The Kansas Board of Barbering ran into problems at a joint House and Senate committee hearing on proposed rules allowing the board to offer a preliminary assessment of whether a person’s civil or criminal history could disqualify them for a state license. This shop in Lawrence is operated by Rep. Mike Amyx, a Democrat in the Kansas House. (Tim Carpenter/Kansas Reflector)
TOPEKA — Republican and Democratic legislators share dismay at Kansas Board of Barbering’s process for reviewing criminal or civil records to determine whether a person is likely to be granted a state license to work in the field.
The concern emerged during a routine hearing before a Legislature’s joint administrative committee, which has the tedious job of analyzing a long list of recommended amendments to state agency rules and regulations.
Cassiopeia Capps, administrative officer of the state barbering board, kicked off the meeting at the Capitol by describing how the board would handle a law allowing people with court records to seek an informal advisory opinion about whether their past might interfere with being awarded a state license after completion of educational requirements.
“Every review the board would do is a case-by-case basis,” she said.
Rep. Ron Highland, a Wamego Republican, said he was vexed that a state licensing and regulatory board would predetermine whether someone who paid their debt to society had the character to handle clippers and scissors of the barbering trade.

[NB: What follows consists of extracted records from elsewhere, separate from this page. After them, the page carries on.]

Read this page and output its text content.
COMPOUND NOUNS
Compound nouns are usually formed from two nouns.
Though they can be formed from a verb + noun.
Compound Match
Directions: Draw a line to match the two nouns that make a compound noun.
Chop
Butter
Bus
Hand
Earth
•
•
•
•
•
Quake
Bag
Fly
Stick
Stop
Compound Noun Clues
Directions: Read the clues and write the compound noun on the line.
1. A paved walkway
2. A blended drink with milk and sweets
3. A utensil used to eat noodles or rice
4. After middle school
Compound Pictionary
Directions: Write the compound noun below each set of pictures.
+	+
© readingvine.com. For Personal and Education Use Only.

“I’m concerned we are eliminating possible employment for a lot of people with some of the regulations being passed not just by this group but others as well,” Highland said.
In 2019, Highland took exception to a barbering regulatory bill rejected by the Kansas House that would have imposed a $1,000 fine against anyone using a barber pole or its facsimile at a location where people weren’t licensed to provide haircuts.
Another member of the committee on rules and regulations, Wichita Democratic Rep. John Carmichael, said the process relied on by the barbering board appeared to involve too much subjectivity and not enough formal consideration of specific disqualification factors.
“I think you’re going to find yourself in court soon or later,” said Carmichael, an attorney.
Sen. Caryn Tyson, a Parker Republican and chairwoman of the joint committee, said she was uneasy with the direction taken by the barbering board. She said the system devised by the barbering board appeared to be constructed to penalize people a second time by deterring them from seeking a state barbering license despite dealing with legal challenges.